Bitcoin (BTC) Dominance Increases, Binance to Re-Enter India
Bitcoin (BTC) has become more dominant in the crypto market because of the impending halving and risk aversion in the broader market. The largest cryptocurrency by market value was trading below $61,400 during Asian hours on Thursday, according to CoinDesk Indices data, as the sell-off in risk assets, fueled by difficult macroeconomic conditions, raged. The CoinDesk 20, a measure of the world’s most liquid digital assets, fell 3.3% to 2,125. While bitcoin might be having a challenging moment, layer-1 blockchains and altcoins are doing worse. Top layer-1 tokens like Solana’s (SOL) are down over 20% in the past week. Avalanche’s (AVAX) has fallen 26%, Cardano’s (ADA) 23% and Filecoin (FIL) 30%.
Binance, the cryptocurrency exchange that was removed from India some months ago, is looking to re-enter the country by paying a $2 million fine, the Economic Times reported on Thursday. Earlier this year, Binance and some other exchanges were removed from the Apple Store in India after India’s Financial Intelligence Unit (FIU) sent them compliance “show cause” notices. OKX, KuCoin, Huobi, Kraken, Gate.io, Bittrex, Bitstamp, MEXC Global and Bitfinex were the other firms that were sent notices at the time.
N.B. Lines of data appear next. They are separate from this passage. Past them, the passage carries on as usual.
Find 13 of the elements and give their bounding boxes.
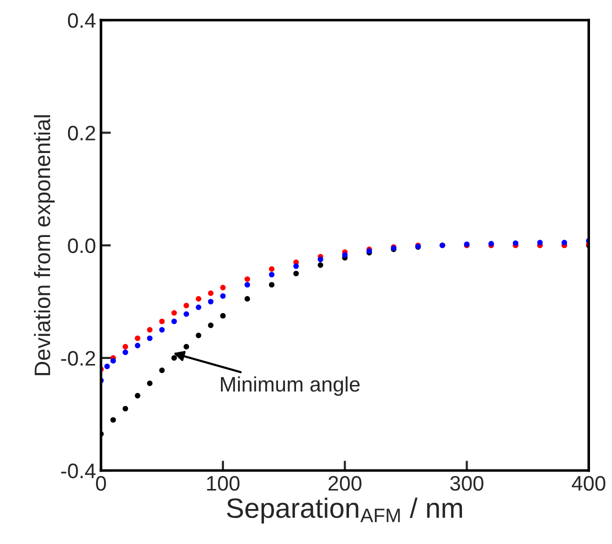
- annotation: Minimum angle: [220, 376, 360, 396]
- x-tick-label: 200: [328, 476, 362, 491]
- x-tick-label: 400: [572, 476, 606, 491]
- y-tick-label: 0.0: [68, 238, 96, 254]
- x-tick-label: 0: [96, 476, 106, 491]
- x-tick-label: 100: [207, 476, 240, 491]
- x-tick-label: 300: [450, 476, 484, 491]
- y-axis-title: Deviation from exponential: [34, 115, 55, 376]
- x-axis-title: Separation$_{AFM}$ / nm: [226, 498, 462, 524]
- y-tick-label: -0.2: [61, 350, 96, 366]
- y-tick-label: -0.4: [61, 464, 96, 478]
- y-tick-label: 0.2: [68, 126, 96, 140]
- y-tick-label: 0.4: [68, 13, 96, 28]
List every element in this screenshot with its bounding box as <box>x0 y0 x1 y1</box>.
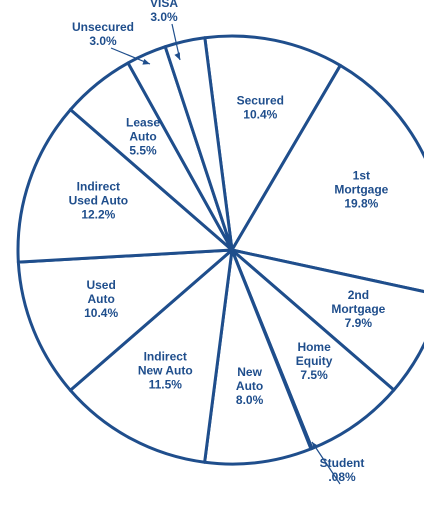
slice-value-label: 10.4% <box>243 108 277 122</box>
slice-label-line: Auto <box>87 292 114 306</box>
arrow-head <box>312 442 319 450</box>
slice-label-line: New <box>237 365 262 379</box>
pie-slice <box>16 248 234 392</box>
slice-value-label: 5.5% <box>129 143 157 157</box>
slice-value-label: 3.0% <box>89 34 117 48</box>
slice-label-line: Student <box>320 456 365 470</box>
slice-label: Used Auto <box>86 278 115 306</box>
slice-label-line: Indirect <box>144 349 187 363</box>
arrow-head <box>174 52 180 60</box>
slice-label-line: Auto <box>129 129 156 143</box>
pie-slice <box>68 248 234 464</box>
slice-label-line: 2nd <box>348 288 369 302</box>
slice-label-line: Mortgage <box>334 182 388 196</box>
slice-value-label: 19.8% <box>344 196 378 210</box>
slice-label-line: Unsecured <box>72 20 134 34</box>
slice-value-label: 7.9% <box>345 316 373 330</box>
slice-value-label: 11.5% <box>149 377 183 391</box>
arrow-head <box>142 58 150 65</box>
slice-value-label: 8.0% <box>236 393 264 407</box>
slice-label-line: Secured <box>237 94 284 108</box>
slice-label-line: Used Auto <box>69 193 129 207</box>
slice-label: 2nd Mortgage <box>331 288 385 316</box>
pie-slice <box>203 34 342 252</box>
slice-value-label: 7.5% <box>300 368 328 382</box>
slice-label-line: Equity <box>296 354 333 368</box>
slice-value-label: 10.4% <box>84 306 118 320</box>
slice-label: 1st Mortgage <box>334 168 388 196</box>
slice-label-line: Indirect <box>77 179 120 193</box>
slice-label-line: New Auto <box>138 363 193 377</box>
slice-label-line: VISA <box>150 0 178 10</box>
slice-label-line: Auto <box>236 379 263 393</box>
leader-line <box>110 47 151 65</box>
slice-label: Secured <box>237 94 284 108</box>
slice-label: Indirect Used Auto <box>69 179 129 207</box>
slice-label: Unsecured <box>72 20 134 34</box>
pie-slice <box>163 36 234 252</box>
slice-label-line: 1st <box>353 168 370 182</box>
slice-label: Indirect New Auto <box>138 349 193 377</box>
pie-slice <box>16 108 234 264</box>
slice-label-line: Mortgage <box>331 302 385 316</box>
slice-label: Home Equity <box>296 340 333 368</box>
pie-slice <box>230 248 424 392</box>
slice-label-line: Home <box>297 340 331 354</box>
slice-value-label: 3.0% <box>150 10 178 24</box>
slice-label: New Auto <box>236 365 263 393</box>
slice-label-line: Lease <box>126 115 160 129</box>
pie-slice <box>230 63 424 294</box>
slice-label: VISA <box>150 0 178 10</box>
pie-slice <box>203 248 313 466</box>
leader-line <box>311 441 341 485</box>
slice-label: Student <box>320 456 365 470</box>
slice-label: Lease Auto <box>126 115 160 143</box>
slice-value-label: .08% <box>328 470 356 484</box>
slice-value-label: 12.2% <box>81 207 115 221</box>
slice-label-line: Used <box>86 278 115 292</box>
USDe holders should monitor the project’s reserve fund to avoid risks related to the potential of a negative funding rate, according to data provider CryptoQuant. Ethena Labs, the firm behind the stablecoin, currently offers an annual yield of 17.2%, a rolling average over the past seven days, to investors that stake USDe or other stablecoins on the platform. The yield is created from a tokenized “cash and carry” trade that involves purchasing an asset whilst simultaneously shorting that asset to rake in funding payments. Funding is a way of keeping the asset prices on derivatives exchanges close to the underlying assets. In a bullish market, holders of long positions pay short positions and the opposite is true in a bearish market.